Monday, February 19, 2007

The Host

The Host (Gwoemul) is the third and latest film by Korean director Bong Joon-ho, and fits squarely in the monster genre, along with Alien, Godzilla and Jaws (all of which it is being compared to). His previous films (neither of which I have seen) were Memories of Murder (Salinui chueok, 2003), a crime thriller, and Barking Dogs Never Bite (Flandersui gae, 2000) a dark comedy.

Unfortunately, we don’t see many Korean films distributed in this country. Those I have seen have been arthouse or festival screenings and hold in high esteem such as Kim Ki-Duk’s Spring, Summer, Autumn, Winter… and Spring (Bom yeoreum gaeul gyeoul geurigo bom) and Address Unknown (Suchwiin bulmyeong), and Chang-dong Lee’s Oasis. Korea reportedly has a strong culture of supporting it’s own film industry, so it is a matter of regret that we don’t get to see more of the country’s output.

The Host is by no means an arthouse release, sharing more in common with Hollywood productions, though clearly superior to that derivation. There are clear political sub-themes in the film, some anti-American, with references to US exploitation and environmental irresponsibility, political deceit and images reminiscent of SARS.

The Host is a curious creature (pun not intended). On the one hand it employs beautifully realistic cinematography, perhaps with a slight blue tint to emphasise coldness and an environment favourable to the creature and subtly hostile towards humans. Neither the colouration nor the contrast are overused as seems to be par for the course in such films these days.

The creature effects by Weta (Lord of the Rings) and The Orphanage (Harry Potter and the Goblet of Fire) are also very effective. The CGI is used to extremely good effect with excellent attention to detail, and is not overused (as is often the case in the genre). The creature itself is creepy and believable. The story pans out with a palpable sense of tension; this is edge-of-your seat for much of the action.

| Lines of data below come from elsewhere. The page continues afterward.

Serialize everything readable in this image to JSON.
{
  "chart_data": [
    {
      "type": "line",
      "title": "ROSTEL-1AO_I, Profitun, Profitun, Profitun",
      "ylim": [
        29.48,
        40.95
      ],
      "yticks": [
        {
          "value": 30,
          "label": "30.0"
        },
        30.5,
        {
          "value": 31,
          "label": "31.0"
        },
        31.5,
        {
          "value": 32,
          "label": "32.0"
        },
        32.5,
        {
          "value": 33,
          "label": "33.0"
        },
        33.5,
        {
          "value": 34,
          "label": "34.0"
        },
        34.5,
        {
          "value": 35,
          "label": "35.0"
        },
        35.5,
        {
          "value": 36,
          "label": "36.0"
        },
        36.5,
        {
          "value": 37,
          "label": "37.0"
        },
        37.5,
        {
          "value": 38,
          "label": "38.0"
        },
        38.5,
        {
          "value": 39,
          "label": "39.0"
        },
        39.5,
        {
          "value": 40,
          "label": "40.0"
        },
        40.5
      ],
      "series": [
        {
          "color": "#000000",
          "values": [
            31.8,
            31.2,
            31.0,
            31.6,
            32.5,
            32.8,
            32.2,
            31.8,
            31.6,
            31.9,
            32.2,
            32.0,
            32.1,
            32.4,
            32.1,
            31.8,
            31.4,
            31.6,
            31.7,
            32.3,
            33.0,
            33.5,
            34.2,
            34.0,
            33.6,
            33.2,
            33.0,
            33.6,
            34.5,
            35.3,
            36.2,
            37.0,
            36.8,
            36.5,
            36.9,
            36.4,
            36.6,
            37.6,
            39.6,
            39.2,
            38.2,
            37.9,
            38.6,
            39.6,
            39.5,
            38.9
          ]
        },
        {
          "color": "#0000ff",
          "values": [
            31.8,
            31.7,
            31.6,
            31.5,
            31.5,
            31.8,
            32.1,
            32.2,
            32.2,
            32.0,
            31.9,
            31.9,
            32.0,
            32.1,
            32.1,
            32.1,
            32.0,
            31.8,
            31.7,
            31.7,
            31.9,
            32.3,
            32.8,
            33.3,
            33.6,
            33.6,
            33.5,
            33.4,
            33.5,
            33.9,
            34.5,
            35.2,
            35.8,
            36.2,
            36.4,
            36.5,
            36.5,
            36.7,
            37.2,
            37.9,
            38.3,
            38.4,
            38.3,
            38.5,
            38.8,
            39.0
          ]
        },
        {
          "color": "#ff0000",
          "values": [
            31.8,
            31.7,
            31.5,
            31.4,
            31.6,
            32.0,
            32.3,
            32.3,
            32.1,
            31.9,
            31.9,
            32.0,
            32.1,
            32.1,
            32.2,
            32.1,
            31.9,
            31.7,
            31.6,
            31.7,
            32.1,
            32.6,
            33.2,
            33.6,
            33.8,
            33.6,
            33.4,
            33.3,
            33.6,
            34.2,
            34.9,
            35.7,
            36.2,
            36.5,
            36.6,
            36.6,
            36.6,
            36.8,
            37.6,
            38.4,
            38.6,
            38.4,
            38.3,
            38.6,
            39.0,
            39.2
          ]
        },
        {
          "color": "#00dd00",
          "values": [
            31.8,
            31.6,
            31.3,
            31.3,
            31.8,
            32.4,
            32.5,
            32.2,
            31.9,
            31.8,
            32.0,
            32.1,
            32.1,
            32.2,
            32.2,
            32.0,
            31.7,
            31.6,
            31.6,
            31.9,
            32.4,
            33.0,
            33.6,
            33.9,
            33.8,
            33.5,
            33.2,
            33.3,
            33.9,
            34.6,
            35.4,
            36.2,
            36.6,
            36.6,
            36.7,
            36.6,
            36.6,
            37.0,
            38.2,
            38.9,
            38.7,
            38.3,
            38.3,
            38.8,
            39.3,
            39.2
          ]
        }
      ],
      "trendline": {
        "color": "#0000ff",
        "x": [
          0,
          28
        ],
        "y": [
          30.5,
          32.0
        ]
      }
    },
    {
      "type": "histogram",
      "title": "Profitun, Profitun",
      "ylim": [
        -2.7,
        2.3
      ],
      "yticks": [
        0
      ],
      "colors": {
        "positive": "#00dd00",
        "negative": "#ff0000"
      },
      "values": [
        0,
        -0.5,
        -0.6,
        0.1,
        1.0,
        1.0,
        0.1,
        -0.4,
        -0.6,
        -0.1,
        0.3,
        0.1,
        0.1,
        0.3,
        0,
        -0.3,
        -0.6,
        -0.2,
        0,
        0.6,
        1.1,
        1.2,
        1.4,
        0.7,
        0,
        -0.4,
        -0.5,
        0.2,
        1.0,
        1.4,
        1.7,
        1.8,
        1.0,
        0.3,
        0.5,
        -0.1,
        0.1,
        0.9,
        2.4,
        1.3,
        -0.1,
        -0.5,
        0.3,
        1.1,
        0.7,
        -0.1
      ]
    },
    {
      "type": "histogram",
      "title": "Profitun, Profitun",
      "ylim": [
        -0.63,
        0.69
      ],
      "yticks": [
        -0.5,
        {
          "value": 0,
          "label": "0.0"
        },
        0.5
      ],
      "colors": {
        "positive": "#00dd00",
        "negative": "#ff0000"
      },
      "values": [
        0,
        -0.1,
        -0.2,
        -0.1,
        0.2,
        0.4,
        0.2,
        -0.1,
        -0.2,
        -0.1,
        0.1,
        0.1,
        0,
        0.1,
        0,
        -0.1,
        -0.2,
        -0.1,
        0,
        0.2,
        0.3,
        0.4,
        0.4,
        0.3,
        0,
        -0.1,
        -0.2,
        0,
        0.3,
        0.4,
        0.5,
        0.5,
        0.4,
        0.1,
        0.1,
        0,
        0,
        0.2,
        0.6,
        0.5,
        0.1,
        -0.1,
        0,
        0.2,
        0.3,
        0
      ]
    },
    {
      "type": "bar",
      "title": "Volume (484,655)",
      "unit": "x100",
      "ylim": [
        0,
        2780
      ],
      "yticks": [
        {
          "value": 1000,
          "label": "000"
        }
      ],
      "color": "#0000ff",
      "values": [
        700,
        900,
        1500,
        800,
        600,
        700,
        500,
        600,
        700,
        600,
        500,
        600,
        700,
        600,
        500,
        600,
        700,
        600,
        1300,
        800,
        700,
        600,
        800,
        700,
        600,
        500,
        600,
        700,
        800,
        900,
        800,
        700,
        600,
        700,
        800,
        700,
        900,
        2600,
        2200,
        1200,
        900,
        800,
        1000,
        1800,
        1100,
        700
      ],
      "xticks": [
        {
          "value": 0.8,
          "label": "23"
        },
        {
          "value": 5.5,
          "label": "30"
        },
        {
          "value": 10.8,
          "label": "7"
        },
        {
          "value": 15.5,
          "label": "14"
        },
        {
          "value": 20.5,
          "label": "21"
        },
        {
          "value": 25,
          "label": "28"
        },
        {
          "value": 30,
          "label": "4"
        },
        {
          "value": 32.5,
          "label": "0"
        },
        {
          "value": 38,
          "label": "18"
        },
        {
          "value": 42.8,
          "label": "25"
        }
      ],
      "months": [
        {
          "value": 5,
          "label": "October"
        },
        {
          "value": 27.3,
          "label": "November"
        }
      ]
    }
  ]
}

On the other hand, the film suffers from playing too close to its genre, as if the genre demands a certain level of unintelligible plot and characterisation. A comedic element tends to soften the blows that the horror hits the audience with. At times it becomes a little slapstick, to the film's detriment. There is a high level of realism so I would have preferred if the film had been played straight and serious, playing down the humour. It would have made the film even scarier and allowed greater scope for emotionally buying into the story.

By making unlikely heroes of a madcap, dysfunctional family, the film loses some plausibility, and thus some of the audience. That these guys could succeed (and I don’t think I’m giving anything away in saying this) where the military fails is a tad unlikely. But this type of contrivance is au fait in the genre, so I don’t think the target audience will mind it.

To the film’s credit, it avoided the shock tactics employed by many films in the genre, using thriller devices rather than bloody scenes of carnage. Well, there is some carnage – think Jaws. Running at just on two hours, the film is a little long. Perhaps it was trying to cover too many bases (politics, family drama, thriller and horror).

If you’re looking for Korean arthouse, you may want to give this one a miss. But if you’re young, and/or a fan of the horror genre, this is the film for you, definitely superior to its American counterparts.

Official website / IMDB

Dir: Bong Joon-Ho Rating: M Duration: 119 min Genre: horror/drama/comedy Language: Korean Country: South Korea Release: 8/3/07 Dist: Madman Entertainment Prod Co: Cheongeoran Film Prod: Choi Yong-bae, Kim Woo-taek, Jeong Tae-sung Scr: Bong Joon-ho, Hah Joon-won, Baek Chul-hyn Sound Des: Choi Tae-young Phot: Kim Hyung-goo Ed: Kim Sun-min Prod Des: Ryu Seong-hee Mus: Byeongwoo Lee Cast: Song Kang-Ho, Byun Hee-bong, Park Hae-il, Bae Doo-na, Ko A-sung


Marina said...

I am *still* kicking myself that I missed my screening of this at the Vancouver Film Festival last year. Now I have to wait with everyone else....

I'm starting to get impatient!

Paul Martin said...

Marina, I'd highly recommend this film to fans of the genre. But it didn't do much for me. I generally don't like horror films, but found this better than most I've seen (and was better than expected).

I've read quotes by the director that he uses comedy in all his films. It doesn't quite gel for me.